Continuity, reform, and radical change
Theatre had been directly caught up in another facet of the Meiji modernizing process. An urgent preoccupation of Japan's political leaders in the 1880s had been how to convince Westerners that Tokyo really was modern. After 1883, visiting dignitaries and diplomats were treated to receptions, banquets, and balls at the Rokumeikan, a grand Western-style building constructed specifically for that purpose. Entertaining foreign visitors in a manner to which they were accustomed was bound to include the theatre, because Japanese visitors to the West had been taken to the theatre and opera in New York, London, and Paris, initially much to their amazement. To take Western visitors to kabuki – bawdy, boisterous, and officially despised – could not be contemplated, so kabuki would have to be reformed.

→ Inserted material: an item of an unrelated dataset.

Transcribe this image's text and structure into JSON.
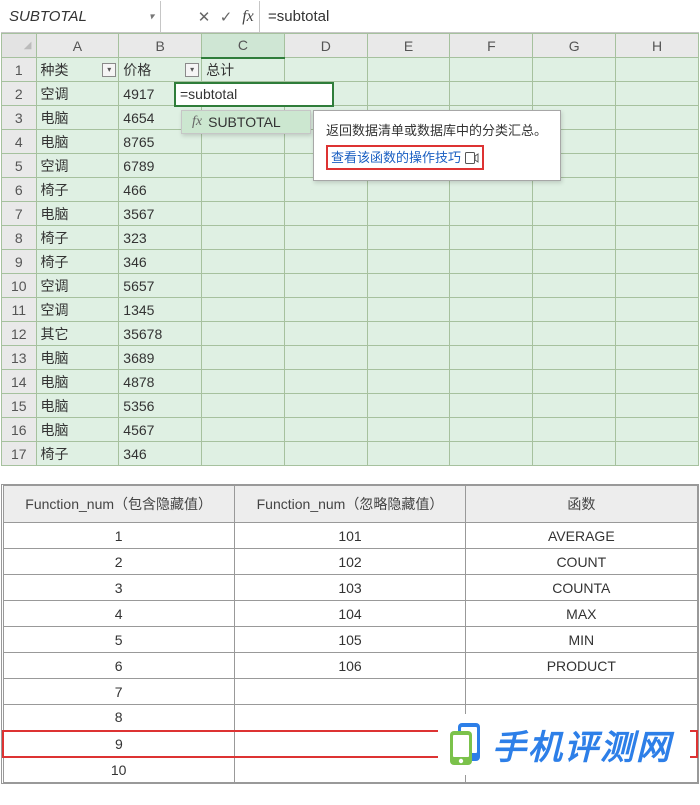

Reformers duly appeared from inside the kabuki world. Ichikawa Danjūrō IX (1838–1903) and Morita Kan'ya XII (1846–97) willingly and Kawatake Mokuami (1816–93) somewhat less so responded to government encouragement during the 1870s in their respective fields of acting, theatre management, and playwriting. Already in 1874 the influential intellectual journal Meiroku Zasshi (Journal of the Meiji 6 Society) had carried an article urging theatre reform, followed by vigorous intellectual debate in a number of publications in the early 1880s. This decade saw the buzzword kairyō (reform) prefixed to just about everything, but only the theatre acquired, in 1886, a “reform society” to which some of the most powerful politicians affixed their signatures.
From the present viewpoint, Japanese theatre in the modern period has had an abundance of genres. In Tokyo in the mid-1880s it seemed that it might only have one – kabuki, which the government-backed Engeki Kairyō-kai (Theatre Reform Society) was trying to refashion into a national theatre. Noh and bunraku, for their parts, were verging on the moribund. Kabuki changed in several ways after the theatre reform movement, but acting families, the core of the genre, stayed intact. A new theatre would have to emerge from outside the kabuki establishment.